I do pull the OOD for everything. I do NOT pull the OOP. That's the huge mistake that JAVA makes. When planning out a program, being able to say what object each piece of data is associated with gives you an organizational power that I haven't found anywhere else. And once you're done with the planning, you look at the plan and say, "It would be ridiculous to build an entire class for this concept, so I'm not going to do it and just write a function for that thing."

 

Having said that, it does many programmers good to spend some time operating in the world where "you will only have functions that are members of classes." That whole "everything has a place" aspect of JAVA is actually a really valuable perspective, and in my experience, code written in any language from programmers who have spent time in JAVA is cleaner than code written in any language by programmers who have only used free spirit languages like C++ or LabVIEW. The other language that provides a needed discipline is LISP. I'd fully support any CS program that said "all freshmen will write in JAVA and LISP, alternating each week, and only then do we put the less-regimented languages in your hands." Unfortunately, most schools only do the JAVA part. And they never get around to handing the students LabVIEW. *sigh*

Off topic (apologies).

Is 2012 a load point? Or just that you loaded it finally in 2012? More generally. At what version is it planned that 2009 vis will not be loadable?

No, 2012 is not a cut point, just the latest version at the time. We aim to maintain it as long as is practical, and we have at this point maintained backward load support longer than at any other time in LV's history, so far as I can tell. I suspect the current load support will go for quite some time because there's not really a problematic older feature that all of use in R&D want to stop supporting.

[ShaunR]

No, 2012 is not a cut point, just the latest version at the time. We aim to maintain it as long as is practical, and we have at this point maintained backward load support longer than at any other time in LV's history, so far as I can tell. I suspect the current load support will go for quite some time because there's not really a problematic older feature that all of use in R&D want to stop supporting.

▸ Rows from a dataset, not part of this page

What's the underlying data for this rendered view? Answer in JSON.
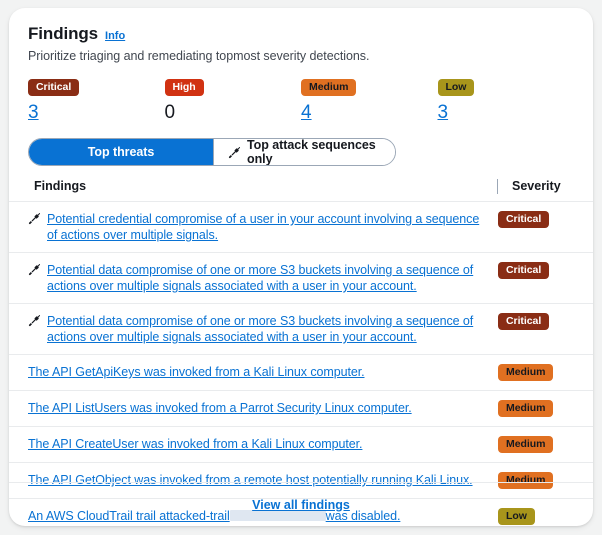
{
  "header": {
    "title": "Findings",
    "info_label": "Info",
    "subtitle": "Prioritize triaging and remediating topmost severity detections."
  },
  "summary": [
    {
      "label": "Critical",
      "count": "3",
      "severity": "critical",
      "is_link": true
    },
    {
      "label": "High",
      "count": "0",
      "severity": "high",
      "is_link": false
    },
    {
      "label": "Medium",
      "count": "4",
      "severity": "medium",
      "is_link": true
    },
    {
      "label": "Low",
      "count": "3",
      "severity": "low",
      "is_link": true
    }
  ],
  "segmented": {
    "top_threats_label": "Top threats",
    "attack_sequences_label": "Top attack sequences only",
    "attack_sequences_icon": "dart-icon",
    "active": "top_threats"
  },
  "table": {
    "col_findings": "Findings",
    "col_severity": "Severity",
    "rows": [
      {
        "text": "Potential credential compromise of a user in your account involving a sequence of actions over multiple signals.",
        "has_icon": true,
        "redacted": false,
        "severity_label": "Critical",
        "severity": "critical"
      },
      {
        "text": "Potential data compromise of one or more S3 buckets involving a sequence of actions over multiple signals associated with a user in your account.",
        "has_icon": true,
        "redacted": false,
        "severity_label": "Critical",
        "severity": "critical"
      },
      {
        "text": "Potential data compromise of one or more S3 buckets involving a sequence of actions over multiple signals associated with a user in your account.",
        "has_icon": true,
        "redacted": false,
        "severity_label": "Critical",
        "severity": "critical"
      },
      {
        "text": "The API GetApiKeys was invoked from a Kali Linux computer.",
        "has_icon": false,
        "redacted": false,
        "severity_label": "Medium",
        "severity": "medium"
      },
      {
        "text": "The API ListUsers was invoked from a Parrot Security Linux computer.",
        "has_icon": false,
        "redacted": false,
        "severity_label": "Medium",
        "severity": "medium"
      },
      {
        "text": "The API CreateUser was invoked from a Kali Linux computer.",
        "has_icon": false,
        "redacted": false,
        "severity_label": "Medium",
        "severity": "medium"
      },
      {
        "text": "The API GetObject was invoked from a remote host potentially running Kali Linux.",
        "has_icon": false,
        "redacted": false,
        "severity_label": "Medium",
        "severity": "medium"
      },
      {
        "text_before": "An AWS CloudTrail trail attacked-trail",
        "text_after": "was disabled.",
        "has_icon": false,
        "redacted": true,
        "severity_label": "Low",
        "severity": "low"
      }
    ]
  },
  "footer": {
    "view_all_label": "View all findings"
  },
  "colors": {
    "link": "#0972d3",
    "critical": "#8a2d15",
    "high": "#d13212",
    "medium": "#e07021",
    "low": "#a8951b",
    "page_bg": "#f2f3f3",
    "card_bg": "#ffffff",
    "divider": "#e9ebed",
    "text": "#16191f"
  }
}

Phew. Many thanks for clarifying.

[flintstone]

@Aristos Queue:

Of course a parent class has to limit the way the child classes behavior but wrong restricitions will lead to unusable results. I'll give a made-up FPGA example (all Altera stuff):

 

You designed a component, that takes a stream of input data, processes them and outputs them as a stream again. Your implementation needs n clock cycles until output data starts so you restrict all derived code so that it must present data within exactly n clock cycles. Now somebody wants to derive from that code and attach it to an FPGA soft-core processor (NIOS). He adds the necessary stuff for an Avalon-ST interface but this consumes another clock cycle. This is no problem for the system, which uses streaming interfaces everywhere, the Avalon-ST and the NIOS drivers will do everything for you. The "n clock cycles" restriction is obsolete now, yet it prevents the code from being used.

 

This is, as I said, made up because OO programming for FPGAs in textbased languages is not used apart from the simulation realm. But it's a perfect example for how the world of FPGA programming changed and the way components were done some years ago does not fit todays way of building systems there.

 

Cheers,

flintstone

[drjdpowell]

AQ, 

Good arguments for “Must Override”, but does that have anything to do with “Must Implement”?  A child must still respect the requirements of parent code, but “Must Implement” tries to define what can be done for child-type static methods that are independent of parent code.